I’m the first one to admit that my kitchen counter looks more like a pharmacy than the bricks and mortar location we normally go to. I’m also quick to offer gratitude to the deities who oversee such things that my children are – knock wood – mostly healthy these days and don’t get colds or other infections as often as they used to. But when they do, it’s time to bring out the big guns, and I guess our pharmacist was taking into consideration my daughter’s diabetes when she filled a scrip yesterday for Amoxil and sold it to me in capsule form. No sickly-sweet suspension mix = no unnecessary blood glucose spikes. I appreciated the gesture. When you’ve got a family with as many complex medical issues as mine does, it’s really nice to be “understood” by your service providers.

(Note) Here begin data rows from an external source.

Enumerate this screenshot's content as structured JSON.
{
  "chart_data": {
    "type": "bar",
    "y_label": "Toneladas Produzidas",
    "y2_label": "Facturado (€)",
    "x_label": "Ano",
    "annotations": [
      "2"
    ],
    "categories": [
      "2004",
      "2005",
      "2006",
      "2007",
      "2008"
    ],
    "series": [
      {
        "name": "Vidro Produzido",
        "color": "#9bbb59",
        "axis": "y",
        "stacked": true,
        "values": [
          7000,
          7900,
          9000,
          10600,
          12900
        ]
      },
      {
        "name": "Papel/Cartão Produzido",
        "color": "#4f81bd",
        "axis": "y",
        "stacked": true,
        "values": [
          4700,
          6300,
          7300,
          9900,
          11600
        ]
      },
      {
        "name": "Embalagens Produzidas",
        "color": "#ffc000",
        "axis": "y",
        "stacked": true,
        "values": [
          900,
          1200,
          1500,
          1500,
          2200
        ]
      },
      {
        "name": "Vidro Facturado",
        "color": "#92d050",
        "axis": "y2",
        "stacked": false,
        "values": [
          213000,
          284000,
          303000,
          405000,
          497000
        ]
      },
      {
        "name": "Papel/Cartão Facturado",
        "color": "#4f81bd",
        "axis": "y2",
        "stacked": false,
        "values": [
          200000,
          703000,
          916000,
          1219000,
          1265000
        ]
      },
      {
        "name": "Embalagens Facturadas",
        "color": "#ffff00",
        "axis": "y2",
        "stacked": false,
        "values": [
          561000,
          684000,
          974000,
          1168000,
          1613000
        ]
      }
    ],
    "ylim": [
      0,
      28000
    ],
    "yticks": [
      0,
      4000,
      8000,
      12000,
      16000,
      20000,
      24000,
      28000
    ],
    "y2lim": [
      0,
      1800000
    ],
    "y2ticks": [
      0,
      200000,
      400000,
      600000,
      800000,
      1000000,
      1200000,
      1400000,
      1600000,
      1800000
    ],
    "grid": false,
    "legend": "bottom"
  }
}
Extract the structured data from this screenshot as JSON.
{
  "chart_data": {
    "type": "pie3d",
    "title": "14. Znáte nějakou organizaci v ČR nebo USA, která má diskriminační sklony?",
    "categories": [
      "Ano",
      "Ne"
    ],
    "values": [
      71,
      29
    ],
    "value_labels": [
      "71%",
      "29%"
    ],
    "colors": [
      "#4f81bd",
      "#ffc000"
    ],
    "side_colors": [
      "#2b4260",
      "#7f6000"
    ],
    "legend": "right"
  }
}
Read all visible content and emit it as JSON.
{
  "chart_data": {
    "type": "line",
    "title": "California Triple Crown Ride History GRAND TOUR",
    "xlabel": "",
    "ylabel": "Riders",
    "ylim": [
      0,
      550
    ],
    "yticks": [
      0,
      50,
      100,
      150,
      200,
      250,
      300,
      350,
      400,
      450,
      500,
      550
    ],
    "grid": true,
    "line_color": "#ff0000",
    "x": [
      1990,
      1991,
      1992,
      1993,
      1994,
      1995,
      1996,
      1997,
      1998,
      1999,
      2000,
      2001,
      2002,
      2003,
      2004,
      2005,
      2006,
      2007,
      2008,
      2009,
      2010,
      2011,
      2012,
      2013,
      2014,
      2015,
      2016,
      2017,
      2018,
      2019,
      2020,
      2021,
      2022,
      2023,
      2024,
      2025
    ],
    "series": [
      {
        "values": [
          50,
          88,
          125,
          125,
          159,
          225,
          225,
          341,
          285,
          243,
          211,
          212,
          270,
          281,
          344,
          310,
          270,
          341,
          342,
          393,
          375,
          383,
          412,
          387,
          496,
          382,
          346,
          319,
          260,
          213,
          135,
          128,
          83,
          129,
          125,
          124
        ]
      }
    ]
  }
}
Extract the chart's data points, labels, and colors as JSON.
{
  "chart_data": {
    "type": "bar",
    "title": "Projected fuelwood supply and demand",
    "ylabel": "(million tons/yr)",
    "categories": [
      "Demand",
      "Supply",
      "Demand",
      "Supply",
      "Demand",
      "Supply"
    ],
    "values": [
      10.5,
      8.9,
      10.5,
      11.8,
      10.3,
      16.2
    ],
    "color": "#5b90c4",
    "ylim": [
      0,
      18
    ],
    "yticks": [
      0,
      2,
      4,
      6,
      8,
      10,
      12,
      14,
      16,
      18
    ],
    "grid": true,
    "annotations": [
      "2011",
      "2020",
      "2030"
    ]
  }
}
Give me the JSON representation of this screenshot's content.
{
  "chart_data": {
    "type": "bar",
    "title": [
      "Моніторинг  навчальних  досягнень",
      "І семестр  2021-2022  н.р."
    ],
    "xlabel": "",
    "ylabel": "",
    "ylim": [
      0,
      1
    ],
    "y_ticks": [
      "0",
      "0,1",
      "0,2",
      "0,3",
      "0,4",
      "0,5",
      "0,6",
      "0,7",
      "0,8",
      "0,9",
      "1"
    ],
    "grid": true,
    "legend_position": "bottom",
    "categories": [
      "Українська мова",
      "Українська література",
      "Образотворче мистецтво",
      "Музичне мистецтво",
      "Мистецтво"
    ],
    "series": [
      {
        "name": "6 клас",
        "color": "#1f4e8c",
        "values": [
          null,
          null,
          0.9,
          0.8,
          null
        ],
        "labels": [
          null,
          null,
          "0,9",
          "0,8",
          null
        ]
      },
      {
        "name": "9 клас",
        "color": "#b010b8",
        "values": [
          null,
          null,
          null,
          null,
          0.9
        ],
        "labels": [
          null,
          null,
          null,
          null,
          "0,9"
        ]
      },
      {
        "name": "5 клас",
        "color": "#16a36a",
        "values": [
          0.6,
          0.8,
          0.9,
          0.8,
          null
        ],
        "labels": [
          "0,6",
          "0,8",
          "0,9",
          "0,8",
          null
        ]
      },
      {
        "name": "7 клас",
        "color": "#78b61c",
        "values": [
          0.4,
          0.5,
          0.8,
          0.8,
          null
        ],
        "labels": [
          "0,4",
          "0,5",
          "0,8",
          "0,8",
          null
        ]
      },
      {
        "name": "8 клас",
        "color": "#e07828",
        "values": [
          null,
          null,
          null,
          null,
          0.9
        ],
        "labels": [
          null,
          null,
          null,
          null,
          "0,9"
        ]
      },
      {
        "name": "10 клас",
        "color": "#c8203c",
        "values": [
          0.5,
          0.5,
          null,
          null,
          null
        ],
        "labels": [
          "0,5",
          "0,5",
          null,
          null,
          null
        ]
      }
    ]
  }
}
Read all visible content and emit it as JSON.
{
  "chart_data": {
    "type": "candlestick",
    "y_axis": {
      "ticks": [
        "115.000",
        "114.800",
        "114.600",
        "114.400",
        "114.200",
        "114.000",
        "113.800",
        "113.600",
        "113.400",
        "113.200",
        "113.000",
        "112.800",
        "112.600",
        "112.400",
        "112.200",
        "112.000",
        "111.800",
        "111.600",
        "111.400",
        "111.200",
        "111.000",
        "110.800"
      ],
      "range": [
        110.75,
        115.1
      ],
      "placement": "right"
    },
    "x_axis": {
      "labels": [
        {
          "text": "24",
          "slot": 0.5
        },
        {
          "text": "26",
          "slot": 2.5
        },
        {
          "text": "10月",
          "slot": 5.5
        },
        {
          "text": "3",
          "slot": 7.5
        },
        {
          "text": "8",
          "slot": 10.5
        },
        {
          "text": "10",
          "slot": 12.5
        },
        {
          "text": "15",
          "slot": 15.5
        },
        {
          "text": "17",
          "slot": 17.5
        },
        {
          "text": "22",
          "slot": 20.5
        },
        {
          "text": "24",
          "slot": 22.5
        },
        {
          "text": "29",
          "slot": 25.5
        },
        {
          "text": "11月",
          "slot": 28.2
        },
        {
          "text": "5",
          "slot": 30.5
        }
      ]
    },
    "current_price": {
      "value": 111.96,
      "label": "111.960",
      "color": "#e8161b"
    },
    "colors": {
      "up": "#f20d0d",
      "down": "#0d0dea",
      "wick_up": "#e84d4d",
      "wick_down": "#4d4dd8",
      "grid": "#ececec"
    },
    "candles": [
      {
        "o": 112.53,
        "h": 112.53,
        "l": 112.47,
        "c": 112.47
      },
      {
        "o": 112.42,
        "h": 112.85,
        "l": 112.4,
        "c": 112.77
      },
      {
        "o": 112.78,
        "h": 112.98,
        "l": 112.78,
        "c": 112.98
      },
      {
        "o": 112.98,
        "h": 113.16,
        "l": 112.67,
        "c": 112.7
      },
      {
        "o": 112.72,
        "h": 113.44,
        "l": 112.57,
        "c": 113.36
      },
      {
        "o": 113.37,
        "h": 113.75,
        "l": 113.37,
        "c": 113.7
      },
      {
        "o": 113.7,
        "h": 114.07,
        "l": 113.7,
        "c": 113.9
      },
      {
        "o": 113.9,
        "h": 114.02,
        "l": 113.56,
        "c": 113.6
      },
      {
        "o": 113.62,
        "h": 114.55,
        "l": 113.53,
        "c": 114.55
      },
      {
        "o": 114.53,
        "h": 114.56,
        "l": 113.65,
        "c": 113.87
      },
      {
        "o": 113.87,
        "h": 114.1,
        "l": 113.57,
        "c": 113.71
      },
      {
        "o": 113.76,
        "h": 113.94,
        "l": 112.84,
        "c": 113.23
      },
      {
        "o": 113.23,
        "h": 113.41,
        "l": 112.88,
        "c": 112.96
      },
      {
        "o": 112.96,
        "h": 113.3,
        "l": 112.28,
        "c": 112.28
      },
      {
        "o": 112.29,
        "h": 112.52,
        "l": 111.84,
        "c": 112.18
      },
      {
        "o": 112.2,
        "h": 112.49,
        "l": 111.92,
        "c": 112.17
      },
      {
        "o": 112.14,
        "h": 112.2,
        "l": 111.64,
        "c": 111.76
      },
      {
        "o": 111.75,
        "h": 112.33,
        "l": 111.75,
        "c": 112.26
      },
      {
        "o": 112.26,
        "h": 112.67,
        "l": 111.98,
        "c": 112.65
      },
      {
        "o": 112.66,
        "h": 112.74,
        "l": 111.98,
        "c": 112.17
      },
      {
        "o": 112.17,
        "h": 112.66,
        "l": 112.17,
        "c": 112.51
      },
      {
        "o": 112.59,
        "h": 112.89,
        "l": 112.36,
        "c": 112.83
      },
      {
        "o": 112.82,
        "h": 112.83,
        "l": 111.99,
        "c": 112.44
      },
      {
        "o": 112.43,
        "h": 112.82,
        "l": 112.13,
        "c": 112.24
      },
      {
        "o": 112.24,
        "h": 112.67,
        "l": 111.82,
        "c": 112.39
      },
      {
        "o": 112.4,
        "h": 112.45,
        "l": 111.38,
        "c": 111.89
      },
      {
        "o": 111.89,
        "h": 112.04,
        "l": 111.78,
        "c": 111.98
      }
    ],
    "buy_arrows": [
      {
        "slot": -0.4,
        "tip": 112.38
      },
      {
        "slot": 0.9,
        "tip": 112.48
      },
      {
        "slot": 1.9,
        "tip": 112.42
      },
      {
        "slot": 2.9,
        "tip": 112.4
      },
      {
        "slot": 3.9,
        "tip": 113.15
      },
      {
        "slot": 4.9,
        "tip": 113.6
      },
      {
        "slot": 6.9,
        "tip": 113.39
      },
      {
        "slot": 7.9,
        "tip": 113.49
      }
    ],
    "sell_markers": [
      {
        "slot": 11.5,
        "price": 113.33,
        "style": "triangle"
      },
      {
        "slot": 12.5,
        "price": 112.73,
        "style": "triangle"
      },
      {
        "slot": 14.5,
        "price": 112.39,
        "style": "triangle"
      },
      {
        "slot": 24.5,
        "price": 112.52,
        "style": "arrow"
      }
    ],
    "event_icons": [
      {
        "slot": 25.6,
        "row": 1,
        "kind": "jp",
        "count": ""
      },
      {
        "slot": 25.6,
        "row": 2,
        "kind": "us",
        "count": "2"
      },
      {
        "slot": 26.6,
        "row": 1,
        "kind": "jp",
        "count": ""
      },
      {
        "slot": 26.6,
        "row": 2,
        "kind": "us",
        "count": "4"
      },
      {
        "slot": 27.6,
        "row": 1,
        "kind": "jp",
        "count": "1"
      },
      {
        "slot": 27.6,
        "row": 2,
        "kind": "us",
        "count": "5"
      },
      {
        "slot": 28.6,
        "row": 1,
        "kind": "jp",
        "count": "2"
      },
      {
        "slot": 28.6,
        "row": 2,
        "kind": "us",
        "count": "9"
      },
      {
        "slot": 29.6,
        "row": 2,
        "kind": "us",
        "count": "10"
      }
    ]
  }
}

This is not my kitchen counter. It just feels like it, sometimes. (Image Source: Google.com)

What neither the pharmacist nor I was counting on, is that my girl-child can’t swallow anything she can’t chew. As in, can’t, not won’t. Her brothers have oral sensory issues, but when DS15 gets a migraine he knows the quickest way out of it is to chug back two Advil with some water and get ’er done. As for her twin baby brother, we simply hide them in his food and he’s generally none the wiser. But not my girl. When we mixed the capsule with applesauce, she separated the capsule from the food with her tongue and started to choke. We tried everything short of grabbing one of the pill plungers we use for the cats and just popping it back. But, my lovely daughter also has a wicked gag reflex, which, among other things, has made it nigh-impossible for her dentist to get proper x-rays of her teeth and jaw (apparently he doesn’t have a panorex machine in his office – go figure).

When I was a kid, when I got sick enough that our family’s venerable pediatrician felt it necessary to prescribe medication, I had two choices: nasty, nasty, bile-inducing trisulfaminic in liquid form; or tablets. I was happier than a pig in mud when the K-Mart pharmacy switched me over to the “‘cillins.” And I had absolutely no idea that these things are available in chewable form. (Mind you, I had no idea until my daughter told me yesterday that she can’t swallow what she doesn’t chew first. Universe, we have some work to do.)

Anyway, to make a long story short, I was able to get in touch with the pharmacist and swap the capsules for liquid suspension, which smells like banana steeped in liquid sugar. And sweet baby Jesus, she likes it! She is perfectly happy to take the syringe from my hand and dose herself. Would that she had a similarly obliging attitude towards drawing and injecting her own insulin. Baby steps, Mama, baby steps. The blood sugar spikes haven’t been horrid. Bronchitis – be gone!

It is times like this, though, when I wonder how much more about each of my kids, my daughter especially, is yet unknown; and what has yet to reveal itself to us all.